Los bomberos acaban de pasar. En dos minutos llegarán a casa pero entonces ya estaré cerca de la estación. Este taxista maneja como una bestia. Pero por una vez no me importa. Cuanto más rápido, mejor. A ver: tengo mi pasaje, mi documento, la tarjeta, plata y mi bolso con algunas joyas y fotos. Estos cretinos ni se imaginan lo que les espera esta tarde, cuando vuelvan a casa. Y sus horribles criaturas tampoco. Qué gran día. Llueve pero no me importa. Seguro que el fuego es como un gran sol que ya irradia sobre toda la cuadra.
Qué placer. Aunque…
Aunque lamento no poder estar y ver la cara de esos conchudos cuando vean su casa en llamas. O mejor dicho en cenizas. Con su pequeña vida de mierda subiendo al cielo con el humo. Que tendrá que ser negro, como negros son los cuatro.
Cuatro pelotudos que me arruinaron la vida. ¿Cuándo se jodió mi hija de tal manera como para engancharse con un imbécil del tamaño de su marido? O mejor dicho de su pareja, porque ni siquiera fueron capaces de casarse. Ni eso. Y en seguida se reprodujeron, como si hiciera falta perpetuarlos a los dos. Bien feos son los chicos. No salieron a Laura, que por suerte se me parece físicamente. Pero salieron bien parecidos al negro ese. Y tienen los mismos deditos cortos y gruesos que parecen chorizos mal cocidos. Un asco cuando vienen a abrazarte con esas extremidades repugnantes.
Repugnantes. Así fueron los tres años que me obligaron a vivir con ellos. Y que soy demasiado vieja para estar sola. Y que empiezo a perder la cabeza. Y que mi casa era demasiado grande para mí sola. Y ñañaña. No quería mudarme y menos todavía para vivir con ellos y su pequeña vida enlatada de empleados municipales. Mismos horarios, mismas manos en el pelo por la mañana antes de que se vayan. Misma mirada condescendiente por la tarde cuando regresaban. “¿Y cómo estuvo todo, abuela, hoy? ¿No está mejor aquí que en su casa? Ahora con este frío sería imposible calentar las piezas de lo grandes que eran”.
Más grandes que las de tu casa eran. ¡Pero menos calcinadas, pelotudo! Ya está la estación. Adiós, chofer. Veinte minutos de espera y sale mi tren. Si me encuentran ahora son mejores que Houdini, pero con su cociente intelectual lo dudo. Seguro que algún vecino ya los habrá llamado y estarán por llegar, si no están plantados detrás del camión de los bomberos.
Me hubiera gustado verles la cara a los cuatro. Y a vos, Laura, espero que estés abalanzándote hacia las llamas, retenida por los policías y gritando: “¡Mamaaaaá! ¡Mamiiiiiii!”.

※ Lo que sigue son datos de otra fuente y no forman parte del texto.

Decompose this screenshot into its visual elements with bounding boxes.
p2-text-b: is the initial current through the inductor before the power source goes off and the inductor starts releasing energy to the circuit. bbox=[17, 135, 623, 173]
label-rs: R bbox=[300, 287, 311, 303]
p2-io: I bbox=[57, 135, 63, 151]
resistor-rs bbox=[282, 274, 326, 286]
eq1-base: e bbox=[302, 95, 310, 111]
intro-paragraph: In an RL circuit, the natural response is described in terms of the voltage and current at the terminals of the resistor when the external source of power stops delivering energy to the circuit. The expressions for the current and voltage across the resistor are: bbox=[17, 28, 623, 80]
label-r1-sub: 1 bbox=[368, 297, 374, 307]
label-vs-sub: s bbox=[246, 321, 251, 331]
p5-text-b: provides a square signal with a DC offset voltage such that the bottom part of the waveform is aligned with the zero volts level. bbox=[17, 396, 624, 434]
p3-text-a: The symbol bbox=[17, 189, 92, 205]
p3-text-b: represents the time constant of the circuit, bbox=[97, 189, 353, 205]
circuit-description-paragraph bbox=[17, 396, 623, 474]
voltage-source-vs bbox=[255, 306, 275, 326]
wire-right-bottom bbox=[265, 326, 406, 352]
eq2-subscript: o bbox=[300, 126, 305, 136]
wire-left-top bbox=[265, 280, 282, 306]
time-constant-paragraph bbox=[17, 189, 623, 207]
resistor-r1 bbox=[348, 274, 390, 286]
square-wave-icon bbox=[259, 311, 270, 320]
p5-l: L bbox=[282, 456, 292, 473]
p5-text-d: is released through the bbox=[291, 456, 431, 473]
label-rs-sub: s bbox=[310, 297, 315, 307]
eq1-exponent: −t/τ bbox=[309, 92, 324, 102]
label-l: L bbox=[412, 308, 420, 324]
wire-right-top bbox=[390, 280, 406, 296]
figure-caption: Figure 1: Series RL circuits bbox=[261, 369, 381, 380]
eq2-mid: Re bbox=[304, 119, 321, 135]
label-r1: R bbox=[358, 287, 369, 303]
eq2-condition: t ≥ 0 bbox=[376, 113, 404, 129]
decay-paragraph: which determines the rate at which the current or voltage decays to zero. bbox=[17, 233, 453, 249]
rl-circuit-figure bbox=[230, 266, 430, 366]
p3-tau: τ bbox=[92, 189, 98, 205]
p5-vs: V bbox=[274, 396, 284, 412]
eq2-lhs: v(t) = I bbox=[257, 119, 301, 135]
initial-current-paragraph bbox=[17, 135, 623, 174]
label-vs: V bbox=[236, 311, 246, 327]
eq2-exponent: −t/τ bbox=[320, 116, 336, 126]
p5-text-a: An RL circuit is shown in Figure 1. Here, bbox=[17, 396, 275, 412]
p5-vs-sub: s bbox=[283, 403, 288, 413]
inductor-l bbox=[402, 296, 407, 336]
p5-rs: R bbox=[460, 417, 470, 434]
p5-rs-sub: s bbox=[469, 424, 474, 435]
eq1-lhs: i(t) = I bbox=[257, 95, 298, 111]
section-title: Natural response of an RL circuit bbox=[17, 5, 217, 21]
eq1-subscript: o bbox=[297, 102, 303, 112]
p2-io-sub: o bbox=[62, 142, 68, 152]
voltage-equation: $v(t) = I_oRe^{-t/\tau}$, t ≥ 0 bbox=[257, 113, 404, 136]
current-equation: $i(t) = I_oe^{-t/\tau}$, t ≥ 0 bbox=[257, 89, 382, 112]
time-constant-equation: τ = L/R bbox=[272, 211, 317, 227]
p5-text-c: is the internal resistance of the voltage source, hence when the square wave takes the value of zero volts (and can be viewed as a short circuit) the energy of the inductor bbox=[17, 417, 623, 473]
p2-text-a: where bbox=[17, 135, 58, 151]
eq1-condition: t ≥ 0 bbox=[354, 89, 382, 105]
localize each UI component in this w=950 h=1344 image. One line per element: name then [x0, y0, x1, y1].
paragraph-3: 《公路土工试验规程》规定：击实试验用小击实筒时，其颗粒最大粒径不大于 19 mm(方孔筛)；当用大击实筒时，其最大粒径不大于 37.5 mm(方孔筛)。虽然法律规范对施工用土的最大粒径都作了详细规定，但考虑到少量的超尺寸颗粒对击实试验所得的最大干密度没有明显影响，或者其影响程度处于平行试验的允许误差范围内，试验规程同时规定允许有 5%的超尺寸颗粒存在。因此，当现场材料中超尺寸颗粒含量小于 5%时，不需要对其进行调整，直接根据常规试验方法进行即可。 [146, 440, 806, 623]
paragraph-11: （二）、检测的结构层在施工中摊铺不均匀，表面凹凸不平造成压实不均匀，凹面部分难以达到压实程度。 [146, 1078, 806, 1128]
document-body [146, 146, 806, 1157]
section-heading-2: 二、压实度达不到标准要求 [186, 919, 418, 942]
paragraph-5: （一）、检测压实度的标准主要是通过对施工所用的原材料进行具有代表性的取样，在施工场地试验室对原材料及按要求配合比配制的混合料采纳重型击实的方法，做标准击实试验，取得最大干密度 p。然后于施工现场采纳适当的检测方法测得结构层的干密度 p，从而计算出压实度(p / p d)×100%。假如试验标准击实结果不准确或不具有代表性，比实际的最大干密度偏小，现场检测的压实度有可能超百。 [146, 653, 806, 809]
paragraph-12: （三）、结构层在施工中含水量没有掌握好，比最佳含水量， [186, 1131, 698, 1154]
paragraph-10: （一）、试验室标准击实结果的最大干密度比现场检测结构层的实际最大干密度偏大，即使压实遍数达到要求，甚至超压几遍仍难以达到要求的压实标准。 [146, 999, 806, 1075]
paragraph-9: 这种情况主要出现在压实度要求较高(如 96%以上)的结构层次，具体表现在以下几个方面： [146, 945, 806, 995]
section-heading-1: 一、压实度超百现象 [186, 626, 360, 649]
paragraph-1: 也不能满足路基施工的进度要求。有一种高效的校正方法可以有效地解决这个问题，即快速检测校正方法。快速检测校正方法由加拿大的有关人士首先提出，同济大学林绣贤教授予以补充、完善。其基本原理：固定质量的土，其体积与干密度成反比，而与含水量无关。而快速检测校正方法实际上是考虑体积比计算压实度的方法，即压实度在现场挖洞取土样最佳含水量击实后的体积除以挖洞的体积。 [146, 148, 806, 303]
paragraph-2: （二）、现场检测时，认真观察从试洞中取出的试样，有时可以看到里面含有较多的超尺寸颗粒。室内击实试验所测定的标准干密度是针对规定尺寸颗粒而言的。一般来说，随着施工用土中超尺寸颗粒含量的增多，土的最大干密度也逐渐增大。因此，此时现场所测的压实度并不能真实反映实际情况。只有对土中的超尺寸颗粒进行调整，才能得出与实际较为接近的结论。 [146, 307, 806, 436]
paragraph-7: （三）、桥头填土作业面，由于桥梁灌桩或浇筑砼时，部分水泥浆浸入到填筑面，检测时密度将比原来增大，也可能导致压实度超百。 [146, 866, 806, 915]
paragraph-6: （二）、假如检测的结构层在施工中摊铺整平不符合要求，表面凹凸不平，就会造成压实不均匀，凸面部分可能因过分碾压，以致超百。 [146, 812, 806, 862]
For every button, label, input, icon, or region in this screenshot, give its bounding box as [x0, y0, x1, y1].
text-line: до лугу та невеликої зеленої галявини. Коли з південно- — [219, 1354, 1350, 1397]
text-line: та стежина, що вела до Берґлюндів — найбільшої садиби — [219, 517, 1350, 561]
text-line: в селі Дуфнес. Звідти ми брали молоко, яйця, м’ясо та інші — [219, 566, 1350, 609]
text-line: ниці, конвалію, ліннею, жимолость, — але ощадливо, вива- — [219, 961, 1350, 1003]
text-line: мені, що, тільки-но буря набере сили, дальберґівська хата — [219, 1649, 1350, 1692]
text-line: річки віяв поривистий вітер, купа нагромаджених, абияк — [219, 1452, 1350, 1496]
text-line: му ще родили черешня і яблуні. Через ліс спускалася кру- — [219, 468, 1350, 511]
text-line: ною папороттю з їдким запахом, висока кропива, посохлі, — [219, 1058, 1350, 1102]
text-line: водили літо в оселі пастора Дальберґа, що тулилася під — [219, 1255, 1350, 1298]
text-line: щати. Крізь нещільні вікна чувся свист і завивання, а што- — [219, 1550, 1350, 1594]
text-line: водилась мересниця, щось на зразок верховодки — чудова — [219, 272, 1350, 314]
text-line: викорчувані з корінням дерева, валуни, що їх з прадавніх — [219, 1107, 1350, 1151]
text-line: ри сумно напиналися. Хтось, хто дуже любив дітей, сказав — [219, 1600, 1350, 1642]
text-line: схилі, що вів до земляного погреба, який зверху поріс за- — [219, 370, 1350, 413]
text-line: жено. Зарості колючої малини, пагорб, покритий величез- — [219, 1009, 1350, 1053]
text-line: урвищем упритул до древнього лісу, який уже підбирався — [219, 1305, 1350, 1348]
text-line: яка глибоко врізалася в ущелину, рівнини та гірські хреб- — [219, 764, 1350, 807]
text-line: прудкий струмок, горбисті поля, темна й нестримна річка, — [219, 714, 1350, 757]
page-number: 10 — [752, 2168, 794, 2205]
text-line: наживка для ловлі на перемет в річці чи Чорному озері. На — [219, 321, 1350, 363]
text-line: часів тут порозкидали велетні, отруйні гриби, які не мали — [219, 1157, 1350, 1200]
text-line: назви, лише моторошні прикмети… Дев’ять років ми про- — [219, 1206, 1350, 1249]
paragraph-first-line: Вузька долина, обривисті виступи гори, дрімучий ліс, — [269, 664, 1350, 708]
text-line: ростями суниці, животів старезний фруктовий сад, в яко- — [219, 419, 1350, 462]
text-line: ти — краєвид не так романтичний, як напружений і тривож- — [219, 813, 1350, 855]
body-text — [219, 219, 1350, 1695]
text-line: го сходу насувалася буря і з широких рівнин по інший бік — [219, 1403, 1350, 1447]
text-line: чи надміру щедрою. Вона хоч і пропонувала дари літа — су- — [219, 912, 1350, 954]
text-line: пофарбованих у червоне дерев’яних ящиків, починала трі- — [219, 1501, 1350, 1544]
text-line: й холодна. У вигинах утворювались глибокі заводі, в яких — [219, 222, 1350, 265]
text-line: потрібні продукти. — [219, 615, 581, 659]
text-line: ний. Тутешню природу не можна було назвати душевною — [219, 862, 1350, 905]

¡Mamiiii las pelotas! Tres años de martirio con ustedes. Solo se limpia con una buena fogata. No se me ocurrió otra cosa. Hubiera podido dejar el gas, pero quién sabe si un vecino no se hubiera jodido. Sobre todo Doña Carmen. Pobre. Debe estar ella también
llorando frente a las llamas. La escucho como si estuviera a su lado. “Ayyyy, su mamá me llamó hace menos de una hora. Estaba preocupada por una olla con aceite que se prendió fuego. No la vi salir. ¿Habrá podido esconderse en el fondo que tienen ustedes? No la vi salir en ningún momento, debe estar adentro”. No me viste salir, Carmen, porque te llamé desde un bar del centro, el mismo donde esperé el taxi. Salí muy temprano esta mañana, al toque después de que se fueron los cuatro descerebrados. Y si alguien me vio, aunque lo dudo, habrá pensado que regresé a casa durante la mañana. El crimen perfecto. Dos meses pensando en todos los detalles. Hasta dejé la famosa olla sobre el fuego. Seguro la encontrarán entre los escombros. Quién va a dudar de una viejita como Carmen, tan buena.
Tan buena ella, no me habría obligado a dejarlo todo como los cuatro negros esos. Ni tuvieron la bondad de dejarme a mi Chuchi. Llamaron al veterinario delante mío para que le diera una inyección. Porque ellos no quieren perros en su cuchitril. Pierden pelos y los dos fetos son alérgicos. ¿Y el negro no pierde pelo? Se debe estar arrancando los pocos que le quedan… Les quedan años con mi supuesta muerte rondando por la cabeza. Si es que les da. La cabeza. Por fin el silbato. ¡Arrancá, tren! ¡Vamos, vida nueva!